As I read today about Honda’s new push to produce hybrid vehicles, it struck me that I am a hybrid reader and that we are all caught somewhere in hybrid-itis.

The traditional American auto industry and the raditional information media (formerly known as newspapers and television newscasts) are both on the wane and being transformed by new, energy-efficient technologies.

The American auto industry is in a death embrace of the internal combustion engine (and to oil companies — did someone say “auto/oil cabal”?). Detroit, which is joined at the hip to the likes of Exxon /Mobil and Chevron, is in its death throes.

Today Ford announced that it will not hit its target of profitability by 2009. Why are we not surprised? Unlike Honda and Toyota, Ford has merely dabbled in non-gasoline consuming technologies. Dearborn and General Motors still rely on dinosaur SUVs and pickups. Only good ole boys are buying.

It’s utter speculation but I’m convinced that the oil companies must give Detroit some kind of kickback to offset the massive losses the auto-makers seem committed to making—all in the name of gasoline consumption.
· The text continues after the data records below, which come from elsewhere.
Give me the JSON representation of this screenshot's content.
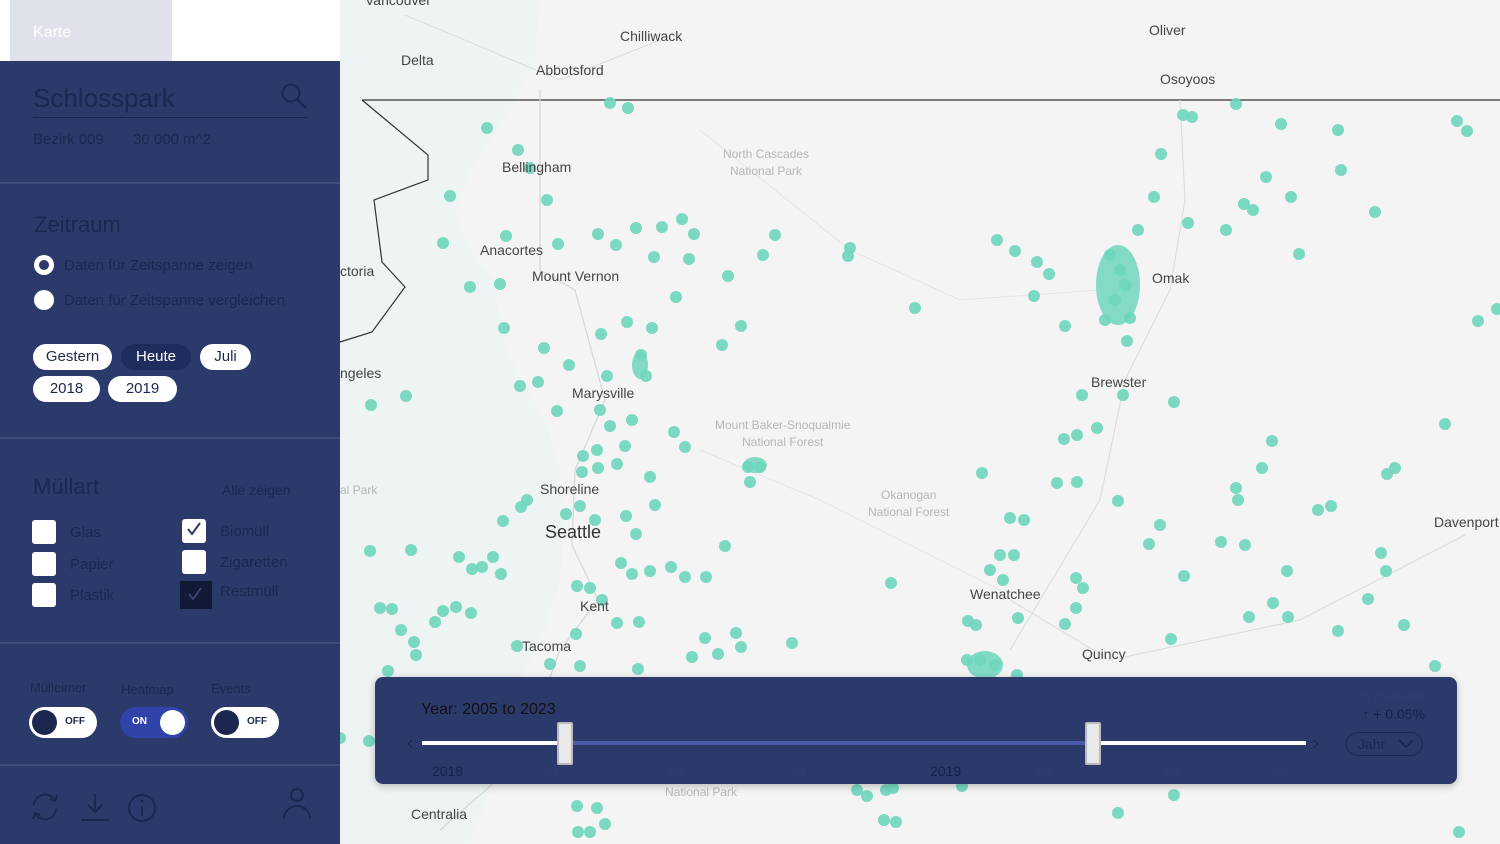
{
  "tabs": {
    "karte": "Karte"
  },
  "search": {
    "value": "Schlosspark"
  },
  "location": {
    "district": "Bezirk 009",
    "area": "30 000 m^2"
  },
  "zeitraum": {
    "title": "Zeitraum",
    "options": [
      "Daten für Zeitspanne zeigen",
      "Daten für Zeitspanne vergleichen"
    ],
    "selected": 0,
    "chips": [
      "Gestern",
      "Heute",
      "Juli",
      "2018",
      "2019"
    ],
    "active_chip": "Heute"
  },
  "muellart": {
    "title": "Müllart",
    "show_all": "Alle zeigen",
    "left": [
      {
        "label": "Glas",
        "checked": false
      },
      {
        "label": "Papier",
        "checked": false
      },
      {
        "label": "Plastik",
        "checked": false
      }
    ],
    "right": [
      {
        "label": "Biomüll",
        "checked": true
      },
      {
        "label": "Zigaretten",
        "checked": false
      },
      {
        "label": "Restmüll",
        "checked": true
      }
    ]
  },
  "toggles": [
    {
      "label": "Mülleimer",
      "state": "OFF"
    },
    {
      "label": "Heatmap",
      "state": "ON"
    },
    {
      "label": "Events",
      "state": "OFF"
    }
  ],
  "footer_icons": [
    "refresh-icon",
    "download-icon",
    "info-icon",
    "user-icon"
  ],
  "timeline": {
    "title": "Year: 2005 to 2023",
    "zeitraum_label": "Im Zeitraum",
    "change": "↑ + 0.05%",
    "select": "Jahr",
    "ticks": [
      "2018",
      "03",
      "06",
      "09",
      "2019",
      "03",
      "06",
      "09"
    ]
  },
  "map": {
    "cities": [
      "Vancouver",
      "Chilliwack",
      "Delta",
      "Abbotsford",
      "Oliver",
      "Osoyoos",
      "Bellingham",
      "Anacortes",
      "Mount Vernon",
      "ctoria",
      "Omak",
      "ngeles",
      "Marysville",
      "Brewster",
      "Shoreline",
      "Seattle",
      "Davenport",
      "Wenatchee",
      "Kent",
      "Tacoma",
      "Quincy",
      "Centralia"
    ],
    "parks": [
      "North Cascades\nNational Park",
      "Mount Baker-Snoqualmie\nNational Forest",
      "Okanogan\nNational Forest",
      "al Park",
      "National Park"
    ],
    "marker_color": "#6ed6bd"
  },
  "colors": {
    "sidebar": "#2b3a6b",
    "accent": "#2f43a8",
    "marker": "#6ed6bd"
  }
}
The news industry’s is loosening its tie to the printed and has been more nimble. It doesn’t seem to have suicidal links to Big Pulp, the paper industry. Still, as I’ve noted before, the news business's transition to the web isn’t going to be easy. It’s still unclear where revenue will come from to support quality journalism. Foundations? Readers?

But enough about them. What about us?

Take me, for example. I still drive a standard Toyota RAV4 (yes, there was once an leaseable all-electric version, vis. the film “Who killed the electric car?")

Partly because of the price of gas and partly because I’m on a walking jag (the 10,000 Steps Program), I find myself using the RAV less and less. I walk and take the bus whenever I can. Defying death, I also use my scooter, weather permitting. It gets 70 mpg. Filing its small tank costs $3.50 max.

My guess is that when Honda unveils its hybrid Fit next year, I may pop for one. I’ll probably have to give the RAV away, or pay someone to take it. It gets 23 mpg.

And I am, unlike most of my college students, a hybrid reader. I retrive two newsprint editions (The Oregonian and the New York Times) from my driveway each morning. I've taken to reading the New York Times both on-line and in print. The Oregonian’s web site, Oregon Live, still leaves a lot to be desired, so I get most of my local news in print. That is certain to change in the next year or so.

Change is what it is all about — and just in time.

The internet and hybrid automobile technology (with plug –in, all-electric cars to come in a year or two) will be necessities, if only because of their less polluting energy efficiency. And yes, all-electric energy in the post-Bush world (eight months and counting!) will come from non-polluting solar, sea and wind generation.

Thoughts of my being a hybrid reader lead to the fact that we are hybrid consumers. We have hybrid-itis.

It will pass.

Hybrid, as the name suggests, is a half-way, mixed status. It will last until we fully create and support a sustainable world.